Immobilienbewertung – Den Wert einer Immobilie richtig ermitteln

Immobilienbewertung – Den Wert einer Immobilie richtig ermitteln

Immobilienbewertung – Was hat meine Immobilie für einen exakten Wert? Was sich viele Immobilienbesitzer gerade in guten Marktlagen wie dieser regelmäßig fragen, lässt sich mit etablierten Verfahren ermitteln. Welches Verfahren vom Immobiliengutachter angewendet wird, hängt beispielsweise vom jeweiligen Haustyp ab.

Immobilienbewertung: Gründe für die Erstellung einer Wertermittlung

Immobilienbewertung – Es kann viele Gründe geben, für eine Immobilie ein Wertgutachten erstellen zu lassen. Der häufigste Fall ist, dass das Haus oder die Wohnung verkauft werden soll. Wenn Ehepaare sich scheiden lassen oder die Eigentümer zerstritten sind, ist der zweithäufigste Grund für einen Haus- oder Wohnungsverkauf. In den meisten Fällen trennen sich aber Hausbesitzer aber aus Altersgründen von Ihren eigenen vier Wänden. Vielleicht wird aber auch eine Immobile aus dem Betriebsvermögen in Privateigentum überführt, auch dann muss ein verlässliches Wertgutachten her. Solche Gutachten sollten dann von einem öffentlich bestellten und vereidigten Sachverständigen erstellt werden. Der Vorteil: Sie sind gerichtsfest.

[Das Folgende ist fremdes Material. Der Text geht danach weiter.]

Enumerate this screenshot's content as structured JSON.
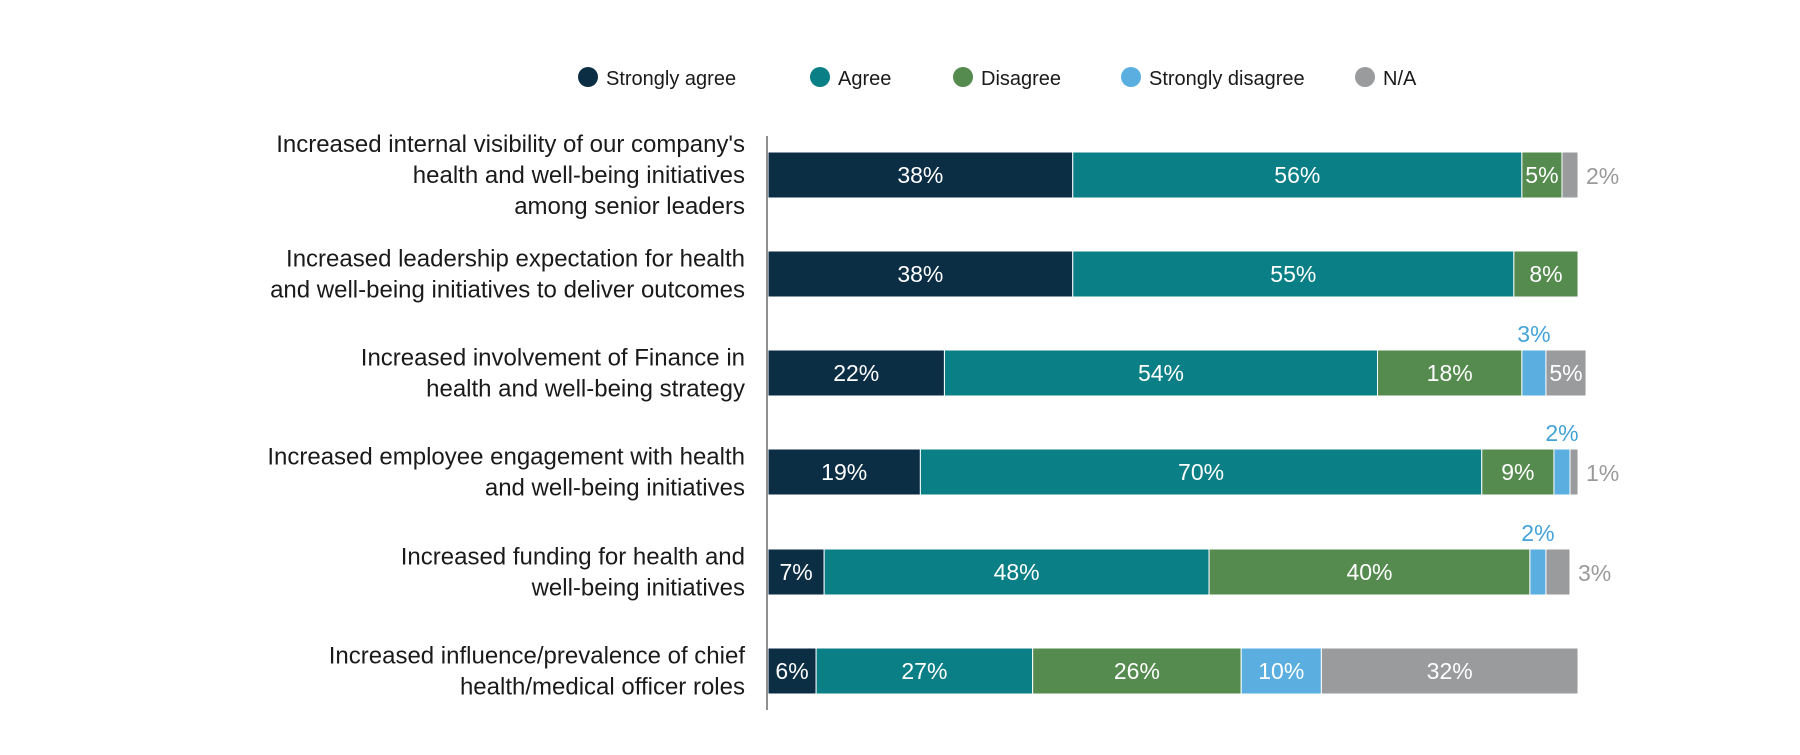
{
  "chart_data": {
    "type": "bar",
    "orientation": "horizontal",
    "stacked": true,
    "title": "",
    "xlabel": "",
    "ylabel": "",
    "xlim": [
      0,
      100
    ],
    "legend_position": "top",
    "grid": false,
    "categories": [
      "Increased internal visibility of our company's health and well-being initiatives among senior leaders",
      "Increased leadership expectation for health and well-being initiatives to deliver outcomes",
      "Increased involvement of Finance in health and well-being strategy",
      "Increased employee engagement with health and well-being initiatives",
      "Increased funding for health and well-being initiatives",
      "Increased influence/prevalence of chief health/medical officer roles"
    ],
    "category_lines": [
      [
        "Increased internal visibility of our company's",
        "health and well-being initiatives",
        "among senior leaders"
      ],
      [
        "Increased leadership expectation for health",
        "and well-being initiatives to deliver outcomes"
      ],
      [
        "Increased involvement of Finance in",
        "health and well-being strategy"
      ],
      [
        "Increased employee engagement with health",
        "and well-being initiatives"
      ],
      [
        "Increased funding for health and",
        "well-being initiatives"
      ],
      [
        "Increased influence/prevalence of chief",
        "health/medical officer roles"
      ]
    ],
    "series": [
      {
        "name": "Strongly agree",
        "color": "#0b2e45",
        "values": [
          38,
          38,
          22,
          19,
          7,
          6
        ]
      },
      {
        "name": "Agree",
        "color": "#0a7f86",
        "values": [
          56,
          55,
          54,
          70,
          48,
          27
        ]
      },
      {
        "name": "Disagree",
        "color": "#558b4e",
        "values": [
          5,
          8,
          18,
          9,
          40,
          26
        ]
      },
      {
        "name": "Strongly disagree",
        "color": "#5aafe0",
        "values": [
          0,
          0,
          3,
          2,
          2,
          10
        ]
      },
      {
        "name": "N/A",
        "color": "#999b9c",
        "values": [
          2,
          0,
          5,
          1,
          3,
          32
        ]
      }
    ],
    "data_labels": [
      [
        "38%",
        "56%",
        "5%",
        "",
        "2%"
      ],
      [
        "38%",
        "55%",
        "8%",
        "",
        ""
      ],
      [
        "22%",
        "54%",
        "18%",
        "3%",
        "5%"
      ],
      [
        "19%",
        "70%",
        "9%",
        "2%",
        "1%"
      ],
      [
        "7%",
        "48%",
        "40%",
        "2%",
        "3%"
      ],
      [
        "6%",
        "27%",
        "26%",
        "10%",
        "32%"
      ]
    ]
  }
}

Immobilienbewertung: Nicht immer muss es ein zertifizierter Sachverständiger sein

Benötigen private Verkäufer und Käufer lediglich eine sachkundige Einschätzung, was ihre Immobilie wert ist oder was sie bereit sein sollten zu zahlen, muss nicht unbedingt ein aufwendiges Wertgutachten eines zertifizierten Gutachters her. In solchen Fällen ist es in der Regel sinnvoller, dass ein qualifizierter Bausachverständiger das Objekt begeht und neben einer Preisspanne auch nötige Folgeinvestitionen beziffert. Soll es doch ein umfangreiches Wertgutachten sein, sind Verbände wie der VPB oder der Bundesverband der Sachverständigen und Fachgutachter (BDSF), aber etwa auch Industrie- und Handelskammern oder Immobilienmakler Ansprechpartner. Wird das Wertgutachten einer Immobilie bei einem Gerichtsverfahren benötigt, etwa bei der Verhandlung eines Scheidungsfalls, sollte man im Vorfeld klären, ob man den Gutachter selbst beauftragen kann oder ob das Gericht einen Sachverständigen vorgibt.

Immobilienbewertung: Die Verfahren bei der Wertermittlung

Ermittelt wird der Verkehrswert einer Immobilie auf Basis des Baugesetzbuches, der Immobilienwertermittlungsverordnung und der Wertermittlungsrichtlinien. Ein Faktor bei der Wertermittlung sind das Grundstück und seine Lage. Diesen Wert nennt man den Bodenwert. Der andere Faktor ist das Gebäude und sein Zustand. Je nach Immobilie wird für die Wertermittlung das Sachwertverfahren, das Vergleichswertverfahren oder das Ertragswertverfahren zugrunde gelegt. Bei Einfamilienhäusern wird in der Regel das Sachwertverfahren angewendet. Dabei liefern die von den Gutachterausschüssen der jeweiligen Kommune veröffentlichten Bodenrichtwerte eine Orientierung für den Grundstückswert. Auch Alter und Zustand des Gebäudes spielen eine wichtige Rolle. Je älter die Immobilie ist, desto größer ist die Wertminderung in Form des sogenannten „Alterswertabschlags“. Ein Gebäude, das älter als 80 Jahre ist, hat quasi keinen Zeitwert mehr. Es sei denn, es wurde im Laufe der Jahre saniert und dadurch verjüngt.

Sach- und Ertragswertverfahren sind die etablierten Standard-Verfahren bei der Ermittlung eines Verkehrswertes. Der Verkehrswert wird dabei als arithmetisches Mittel aus Sach- und Ertragswert gebildet. Das Vergleichswertverfahren kommt dagegen seltener zum Einsatz und wird in der Regel bei der Wertermittlung von vergleichbaren Objekten angewendet. Basis für die Wertermittlung ist die Kaufpreissammlung des Gutachterausschusses sowie große und etablierte Immobiliendatenbanken. Bei der Berechnung des Verkehrswertes werden der Bodenwert des Grundstücks sowie der Gebäudeertragswert, der sich aus den Mieteinnahmen und den Kosten für die Bewirtschaftung der Immobilie ergibt, zugrunde gelegt.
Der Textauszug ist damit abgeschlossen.